With full-line (high profitability) sales slowing and little or no profit online sales growing quickly as a percentage of the business, JWN seems to be heading into a time of lower profits. This means it is a sell. It has a mean recommendation of 2.7 on Yahoo Finance currently (a high hold). However, the trend is decidedly negative. Since the beginning of 2016, it has been initiated by two companies (at peer perform and at sell). During that same time, it has been downgraded four times - two to neutral and two to sell. From the prior quarter to this one, institutions have sold -5.72% of their stock; and don't forget JWN has itself forecast -30% lower EPS in 1H 2016. These things agree with the downgrades. In other words, a lot of other analysts and money managers are seeing the same downtrend in profits for JWN in the future that I am seeing. On top of that, the S&P 500 as of March 24, 2016, is expected to report a blended decrease in EPS of -8.7% for Q1 2016. This will be the fourth consecutive quarter of the earnings recession. Q1 2016 is also expected to be the fifth consecutive quarter of revenue declines at -1.1%. It is hard to see JWN doing well in this kind of environment. Further, JWN's book value per share of only $5.02 is not likely to support a stock price of $55.97 per share as of the close on March 24, 2016, especially with profitability expected to decrease. By way of comparison, Macy's (NYSE:M) book value per share is $13.70 for a stock price of $43.48 per share. Yes, JWN has grown sales by roughly 50% over the last five years; but that is not enough with margins declining on those revenues. JWN is a SELL.
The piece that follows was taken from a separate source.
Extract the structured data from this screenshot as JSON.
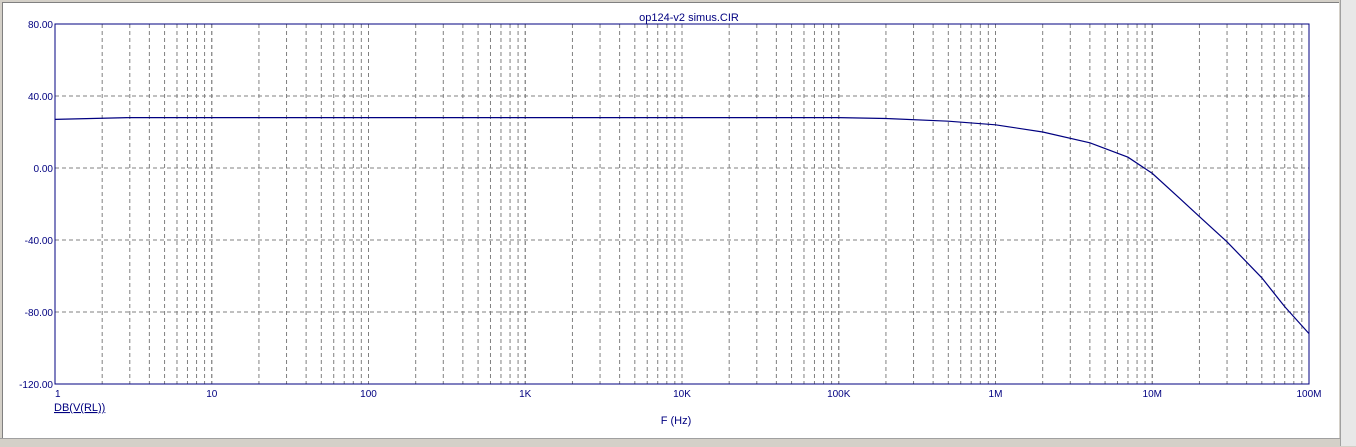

The ten year chart of JWN shows its performance through the last recession.
As readers can see, JWN did not do well in the last recession. There seems to be an increasing likelihood that the US will see another one soon. Some are even predicting a worldwide recession. The stock price low during the last recession was just over $11 per share. If JWN falls that far it would represent an -80% loss in the stock price from the current level. Few people will see that as an attractive possibility. Even if JWN manages to fall less, the roughly $40 per share level seems to be the point of good support. Even that represents a -28.5% drop in the stock price. JWN is already in a downtrend. The likelihood that the downtrend will continue given the fundamentals of the company and the fundamentals of both the US and world economies is high. JWN is a SELL. Aggressive traders may want to short it. With that in mind the short ratio as a percentage of the float was 18.06% as of March 15, 2016. In other words, be prepared for short squeezes, if you do decide to short the stock.
NOTE: Some of the fundamental fiscal data above is from Yahoo Finance.
Good Luck Trading/Investing.
Disclosure: I/we have no positions in any stocks mentioned, but may initiate a short position in JWN over the next 72 hours.
I wrote this article myself, and it expresses my own opinions. I am not receiving compensation for it (other than from Seeking Alpha). I have no business relationship with any company whose stock is mentioned in this article.